Be On the Same Page As Your Partner

This is a big first step to ensuring peaceful parenting. It may sound obvious, but sometimes we take it for granted that our partners are on the same page as we are when it comes to things like discipline techniques, diet, or screen time. I see so many posts in social media parenting groups that start out with “My husband told my mother-in-law that XYZ was ok without even talking to me….” 

It can be tempting to skip over these conversations—afterall, when you finally have some downtime things, you probably want to lay in bed and watch Netflix and literally chill. But, you’ll save yourself a lot of time, energy and headaches by having these conversations. If you don’t want baby getting more than a half hour screen time during your daily work days, make sure your partner knows this before they OK the next Bluey marathon with grandma.

Voice Your Expectations and Boundaries

You are the parent. At the end of the day, how your child is raised and cared for lies completely with you. No matter how many people are involved in assisting in your childrearing, you and whomever you parent with are where the buck stops.

That being said, the other people who care for your child are not psychics and chances are they also aren’t clones of how you specifically parent so it’s important to do a good job your outlining expectations to others. Your household may be vegan, for example, but that doesn’t mean when your neighbor watches your kid for the night, they know what that means. 

Don’t be afraid to be detailed when giving others instructions. “I know it is a little different than what you’re used to but she doesn’t eat meat, cheese or dairy. Thank you for accommodating this, I’m happy to pack her dinner when you watch her.” While you don’t need to explain your parenting choices to anyone, it can also be helpful to include some reasoning in your requests such as “When he goes to bed after 10pm he tends to be overly tired the next day. Please make sure he goes to bed by 9.”
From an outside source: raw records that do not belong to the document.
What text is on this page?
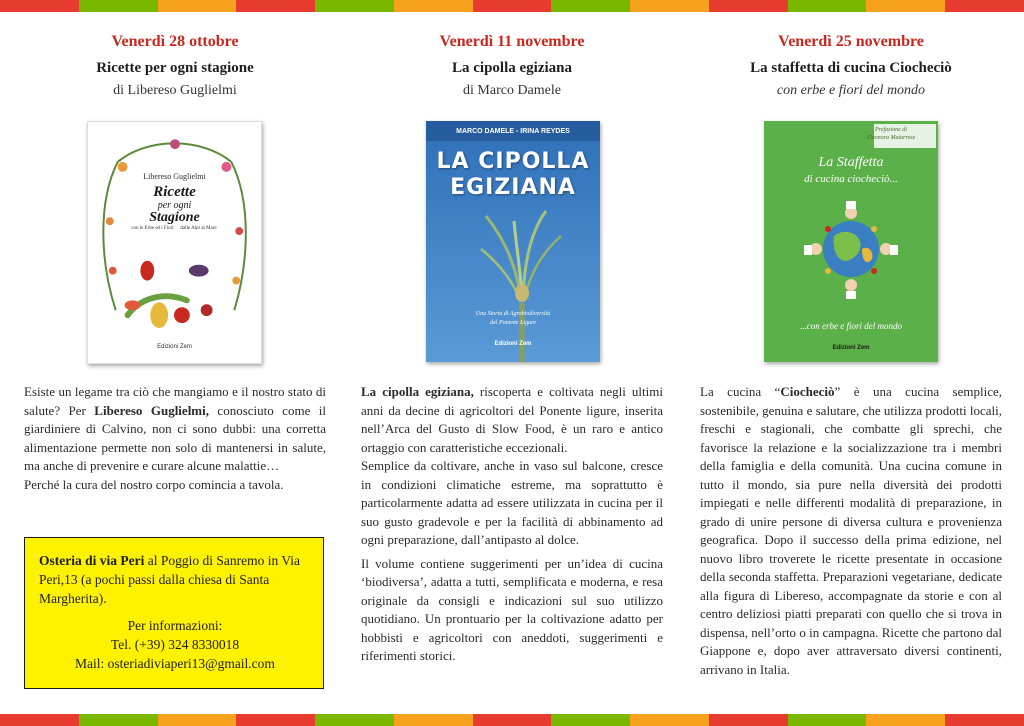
Venerdì 28 ottobre
Ricette per ogni stagione
di Libereso Guglielmi
Libereso Guglielmi
Ricette
per ogni
Stagione
con le Erbe ed i Fiori	dalle Alpi al Mare
Edizioni Zem

Esiste un legame tra ciò che mangiamo e il nostro stato di salute? Per Libereso Guglielmi, conosciuto come il giardiniere di Calvino, non ci sono dubbi: una corretta alimentazione permette non solo di mantenersi in salute, ma anche di prevenire e curare alcune malattie…

Perché la cura del nostro corpo comincia a tavola.

Osteria di via Peri al Poggio di Sanremo in Via Peri,13 (a pochi passi dalla chiesa di Santa Margherita).

Per informazioni:

Tel. (+39) 324 8330018

Mail: osteriadiviaperi13@gmail.com

Venerdì 11 novembre
La cipolla egiziana
di Marco Damele
MARCO DAMELE - IRINA REYDES
LA CIPOLLA
EGIZIANA
Una Storia di Agrobiodiversità
del Ponente Ligure
Edizioni Zem

La cipolla egiziana, riscoperta e coltivata negli ultimi anni da decine di agricoltori del Ponente ligure, inserita nell’Arca del Gusto di Slow Food, è un raro e antico ortaggio con caratteristiche eccezionali.

Semplice da coltivare, anche in vaso sul balcone, cresce in condizioni climatiche estreme, ma soprattutto è particolarmente adatta ad essere utilizzata in cucina per il suo gusto gradevole e per la facilità di abbinamento ad ogni preparazione, dall’antipasto al dolce.

Il volume contiene suggerimenti per un’idea di cucina ‘biodiversa’, adatta a tutti, semplificata e moderna, e resa originale da consigli e indicazioni sul suo utilizzo quotidiano. Un prontuario per la coltivazione adatto per hobbisti e agricoltori con aneddoti, suggerimenti e riferimenti storici.

Venerdì 25 novembre
La staffetta di cucina Ciocheciò
con erbe e fiori del mondo
Prefazione di
Eleonora Matarrese
La Staffetta
di cucina ciocheciò...
...con erbe e fiori del mondo
Edizioni Zem

La cucina “Ciocheciò” è una cucina semplice, sostenibile, genuina e salutare, che utilizza prodotti locali, freschi e stagionali, che combatte gli sprechi, che favorisce la relazione e la socializzazione tra i membri della famiglia e della comunità. Una cucina comune in tutto il mondo, sia pure nella diversità dei prodotti impiegati e nelle differenti modalità di preparazione, in grado di unire persone di diversa cultura e provenienza geografica. Dopo il successo della prima edizione, nel nuovo libro troverete le ricette presentate in occasione della seconda staffetta. Preparazioni vegetariane, dedicate alla figura di Libereso, accompagnate da storie e con al centro deliziosi piatti preparati con quello che si trova in dispensa, nell’orto o in campagna. Ricette che partono dal Giappone e, dopo aver attraversato diversi continenti, arrivano in Italia.
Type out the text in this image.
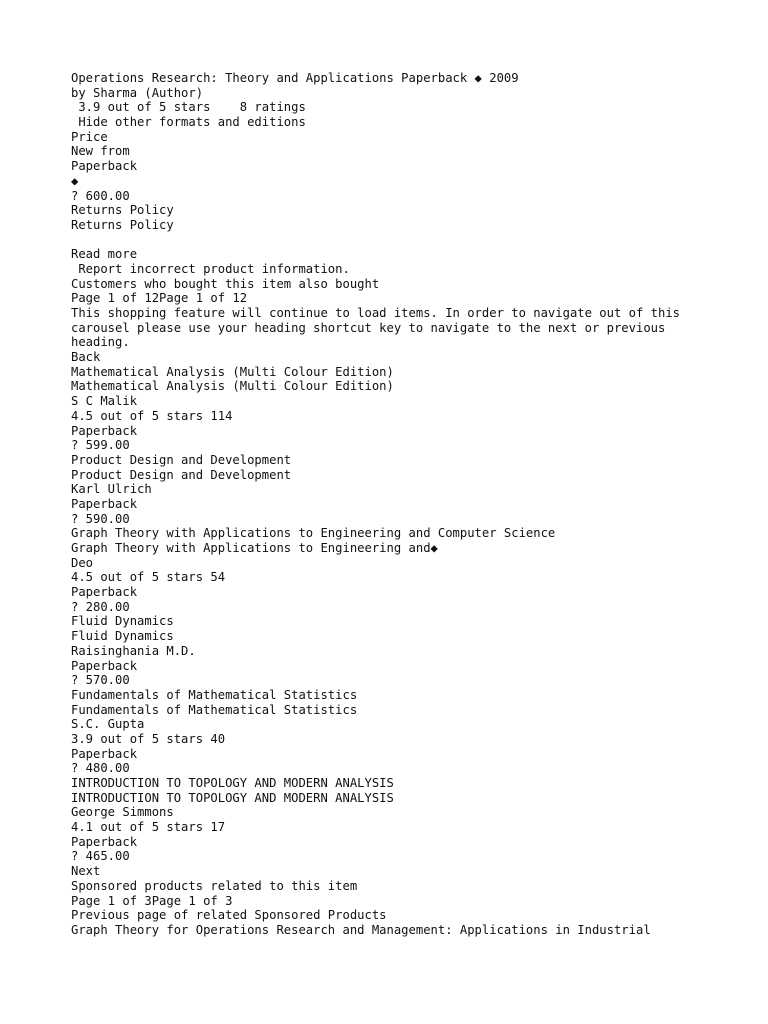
Operations Research: Theory and Applications Paperback ◆ 2009
by Sharma (Author)
3.9 out of 5 stars    8 ratings
Hide other formats and editions
Price
New from
Paperback
◆
? 600.00
Returns Policy
Returns Policy
Read more
Report incorrect product information.
Customers who bought this item also bought
Page 1 of 12Page 1 of 12
This shopping feature will continue to load items. In order to navigate out of this carousel please use your heading shortcut key to navigate to the next or previous heading.
Back
Mathematical Analysis (Multi Colour Edition)
Mathematical Analysis (Multi Colour Edition)
S C Malik
4.5 out of 5 stars 114
Paperback
? 599.00
Product Design and Development
Product Design and Development
Karl Ulrich
Paperback
? 590.00
Graph Theory with Applications to Engineering and Computer Science
Graph Theory with Applications to Engineering and◆
Deo
4.5 out of 5 stars 54
Paperback
? 280.00
Fluid Dynamics
Fluid Dynamics
Raisinghania M.D.
Paperback
? 570.00
Fundamentals of Mathematical Statistics
Fundamentals of Mathematical Statistics
S.C. Gupta
3.9 out of 5 stars 40
Paperback
? 480.00
INTRODUCTION TO TOPOLOGY AND MODERN ANALYSIS
INTRODUCTION TO TOPOLOGY AND MODERN ANALYSIS
George Simmons
4.1 out of 5 stars 17
Paperback
? 465.00
Next
Sponsored products related to this item
Page 1 of 3Page 1 of 3
Previous page of related Sponsored Products
Graph Theory for Operations Research and Management: Applications in Industrial
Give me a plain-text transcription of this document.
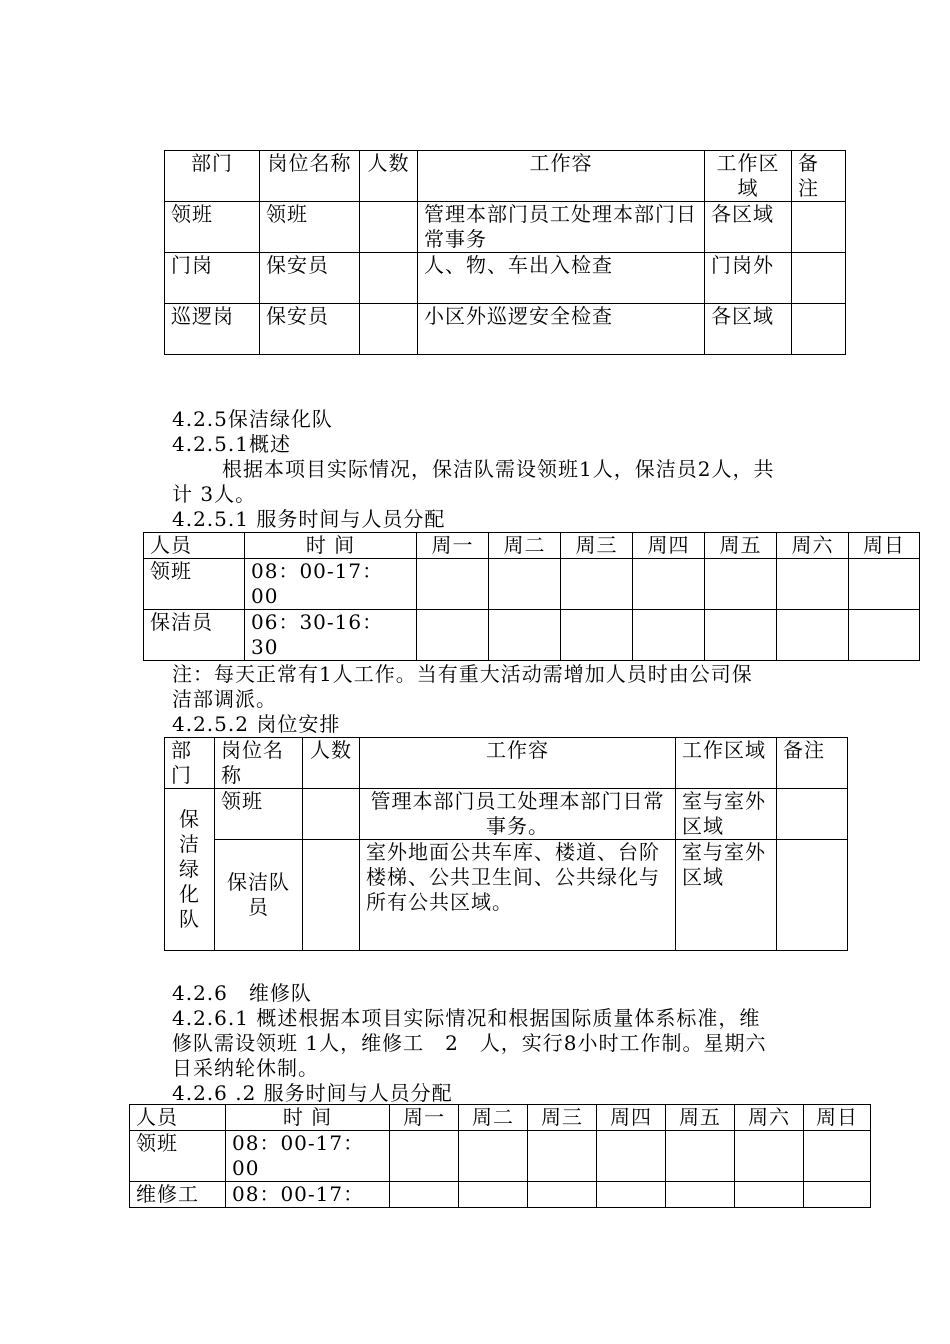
部门	岗位名称	人数	工作容	工作区域	备注
领班	领班		管理本部门员工处理本部门日常事务	各区域	
门岗	保安员		人、物、车出入检查	门岗外	
巡逻岗	保安员		小区外巡逻安全检查	各区域	

4.2.5保洁绿化队

4.2.5.1概述

根据本项目实际情况，保洁队需设领班1人，保洁员2人，共

计 3人。

4.2.5.1 服务时间与人员分配

人员	时 间	周一	周二	周三	周四	周五	周六	周日
领班	08：00-17：00							
保洁员	06：30-16：30							

注：每天正常有1人工作。当有重大活动需增加人员时由公司保

洁部调派。

4.2.5.2 岗位安排

部门	岗位名称	人数	工作容	工作区域	备注
保洁绿化队	领班		管理本部门员工处理本部门日常事务。	室与室外区域	
	保洁队员		室外地面公共车库、楼道、台阶楼梯、公共卫生间、公共绿化与所有公共区域。	室与室外区域	

4.2.6　维修队

4.2.6.1 概述根据本项目实际情况和根据国际质量体系标准，维

修队需设领班 1人，维修工　2　人，实行8小时工作制。星期六

日采纳轮休制。

4.2.6 .2 服务时间与人员分配

人员	时 间	周一	周二	周三	周四	周五	周六	周日
领班	08：00-17：00							
维修工	08：00-17：							
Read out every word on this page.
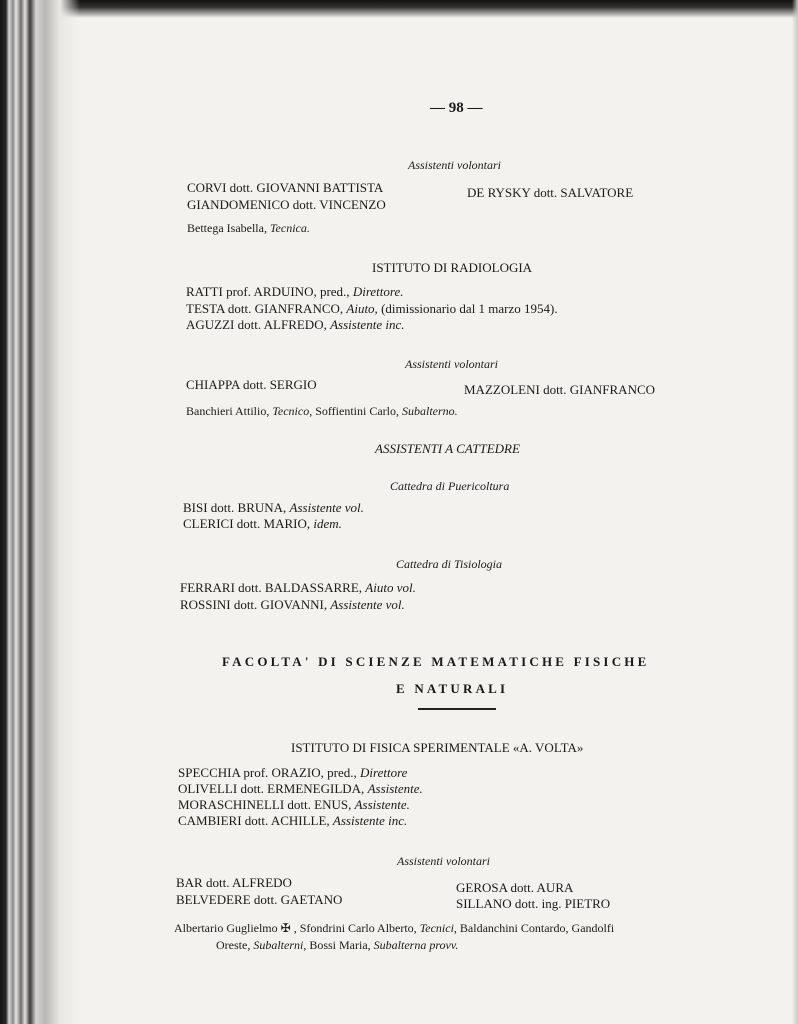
— 98 —
Assistenti volontari
CORVI dott. GIOVANNI BATTISTA	DE RYSKY dott. SALVATORE
GIANDOMENICO dott. VINCENZO
Bettega Isabella, Tecnica.
ISTITUTO DI RADIOLOGIA
RATTI prof. ARDUINO, pred., Direttore.
TESTA dott. GIANFRANCO, Aiuto, (dimissionario dal 1 marzo 1954).
AGUZZI dott. ALFREDO, Assistente inc.
Assistenti volontari
CHIAPPA dott. SERGIO	MAZZOLENI dott. GIANFRANCO
Banchieri Attilio, Tecnico, Soffientini Carlo, Subalterno.
ASSISTENTI A CATTEDRE
Cattedra di Puericoltura
BISI dott. BRUNA, Assistente vol.
CLERICI dott. MARIO, idem.
Cattedra di Tisiologia
FERRARI dott. BALDASSARRE, Aiuto vol.
ROSSINI dott. GIOVANNI, Assistente vol.
FACOLTA' DI SCIENZE MATEMATICHE FISICHE
E NATURALI
ISTITUTO DI FISICA SPERIMENTALE «A. VOLTA»
SPECCHIA prof. ORAZIO, pred., Direttore
OLIVELLI dott. ERMENEGILDA, Assistente.
MORASCHINELLI dott. ENUS, Assistente.
CAMBIERI dott. ACHILLE, Assistente inc.
Assistenti volontari
BAR dott. ALFREDO	GEROSA dott. AURA
BELVEDERE dott. GAETANO	SILLANO dott. ing. PIETRO
Albertario Guglielmo ✠ , Sfondrini Carlo Alberto, Tecnici, Baldanchini Contardo, Gandolfi
Oreste, Subalterni, Bossi Maria, Subalterna provv.
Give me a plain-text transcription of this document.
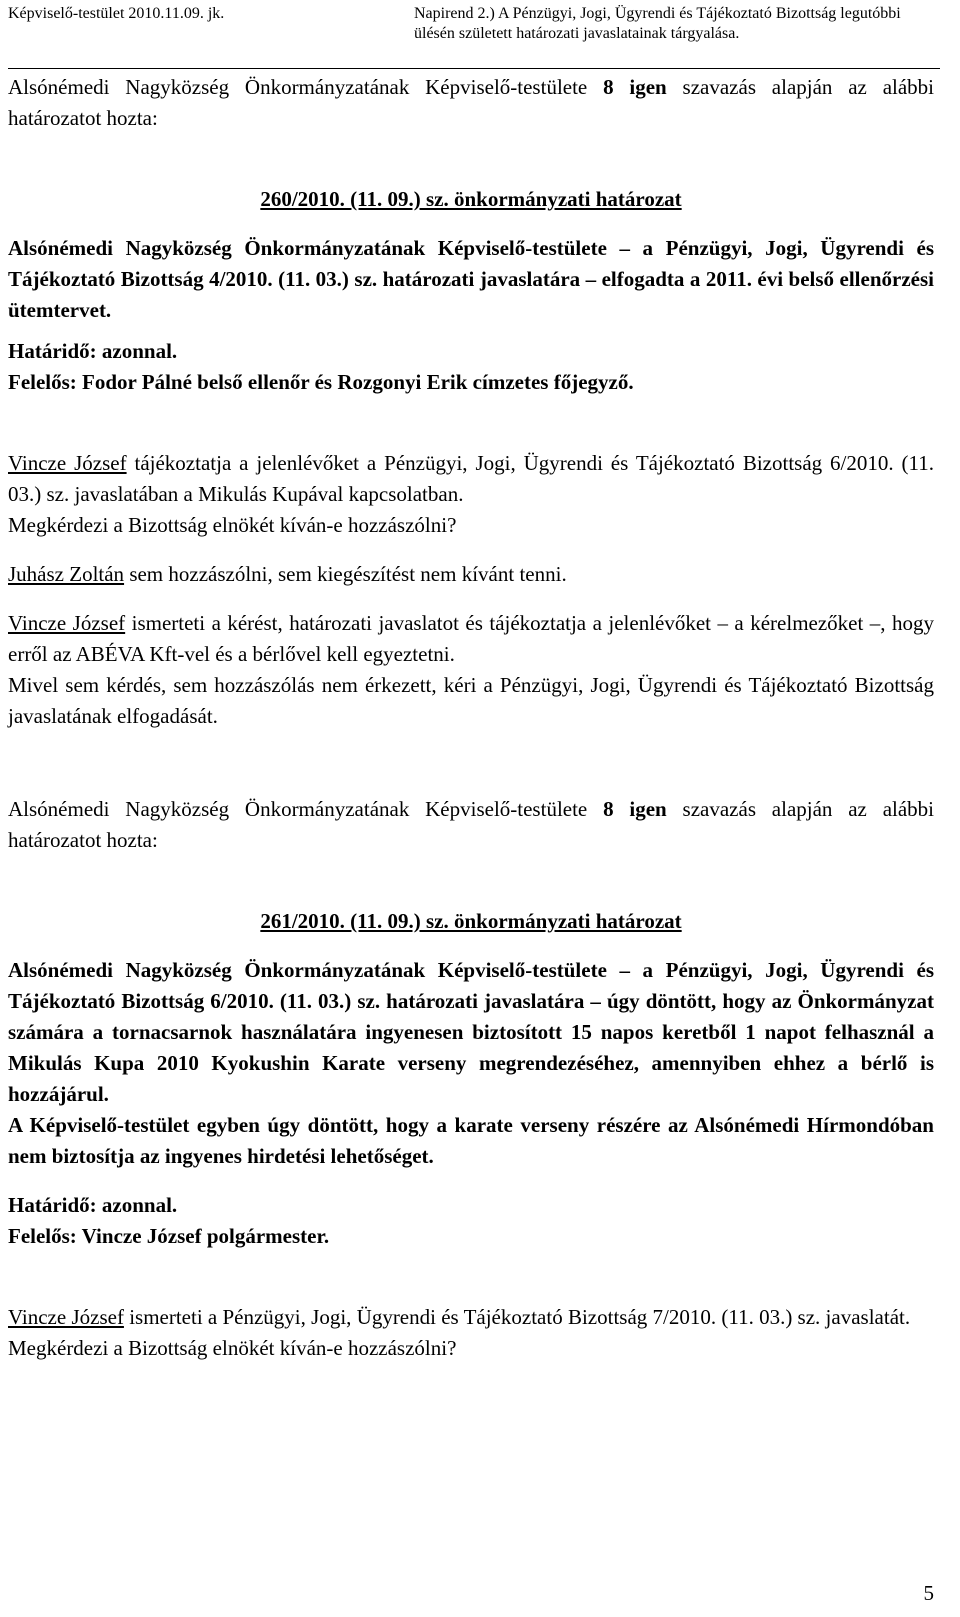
Képviselő-testület 2010.11.09. jk.	Napirend 2.) A Pénzügyi, Jogi, Ügyrendi és Tájékoztató Bizottság legutóbbi ülésén született határozati javaslatainak tárgyalása.

Alsónémedi Nagyközség Önkormányzatának Képviselő-testülete 8 igen szavazás alapján az alábbi határozatot hozta:

260/2010. (11. 09.) sz. önkormányzati határozat

Alsónémedi Nagyközség Önkormányzatának Képviselő-testülete – a Pénzügyi, Jogi, Ügyrendi és Tájékoztató Bizottság 4/2010. (11. 03.) sz. határozati javaslatára – elfogadta a 2011. évi belső ellenőrzési ütemtervet.

Határidő: azonnal.

Felelős: Fodor Pálné belső ellenőr és Rozgonyi Erik címzetes főjegyző.

Vincze József tájékoztatja a jelenlévőket a Pénzügyi, Jogi, Ügyrendi és Tájékoztató Bizottság 6/2010. (11. 03.) sz. javaslatában a Mikulás Kupával kapcsolatban.

Megkérdezi a Bizottság elnökét kíván-e hozzászólni?

Juhász Zoltán sem hozzászólni, sem kiegészítést nem kívánt tenni.

Vincze József ismerteti a kérést, határozati javaslatot és tájékoztatja a jelenlévőket – a kérelmezőket –, hogy erről az ABÉVA Kft-vel és a bérlővel kell egyeztetni.

Mivel sem kérdés, sem hozzászólás nem érkezett, kéri a Pénzügyi, Jogi, Ügyrendi és Tájékoztató Bizottság javaslatának elfogadását.

Alsónémedi Nagyközség Önkormányzatának Képviselő-testülete 8 igen szavazás alapján az alábbi határozatot hozta:

261/2010. (11. 09.) sz. önkormányzati határozat

Alsónémedi Nagyközség Önkormányzatának Képviselő-testülete – a Pénzügyi, Jogi, Ügyrendi és Tájékoztató Bizottság 6/2010. (11. 03.) sz. határozati javaslatára – úgy döntött, hogy az Önkormányzat számára a tornacsarnok használatára ingyenesen biztosított 15 napos keretből 1 napot felhasznál a Mikulás Kupa 2010 Kyokushin Karate verseny megrendezéséhez, amennyiben ehhez a bérlő is hozzájárul.

A Képviselő-testület egyben úgy döntött, hogy a karate verseny részére az Alsónémedi Hírmondóban nem biztosítja az ingyenes hirdetési lehetőséget.

Határidő: azonnal.

Felelős: Vincze József polgármester.

Vincze József ismerteti a Pénzügyi, Jogi, Ügyrendi és Tájékoztató Bizottság 7/2010. (11. 03.) sz. javaslatát.

Megkérdezi a Bizottság elnökét kíván-e hozzászólni?

5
Remember Help Usually Comes From a Place of Good Intentions

Ok, I know this is a hard one. Sometimes I feel like I have zero patience for other people because I pour so much patience into my three-year-old. When this happens I dig deep to remind myself that while it is super annoying that my mother makes comments contradicting my parenting, I know that she is saying this from a place of good intentions because she loves my child and truly sees whatever she is saying as the best course of action.

It’s easy to get angry, sarcastic or even passive aggressive in these moments but, in the end, who wins in that scenario? Try referring to the previous point and calmly voice your boundaries, “I appreciate your advice, but for this situation we are going to handle it this way.” or “I understand where you’re coming from, but that doesn’t work for our family.”

Even the most clear and respectful communication can be received with hurt feelings or defensiveness and if this is the case, it may be beneficial to step back from the situation until cooler heads prevail. You may also find that stepping away may give you time to identify a compromise everyone is comfortable with.

Setting boundaries in general can be difficult, and that is especially true when it comes to family and others you entrust your child to. Chances are your village is made up of people you love and care about so if you want to maintain their role in your child’s life you’ll need to be firm, but loving. Make sure you and your partner are on the same page, voice your boundaries clearly, and remember that your helpers are usually well-intentioned, just sometimes a little misguided in the execution.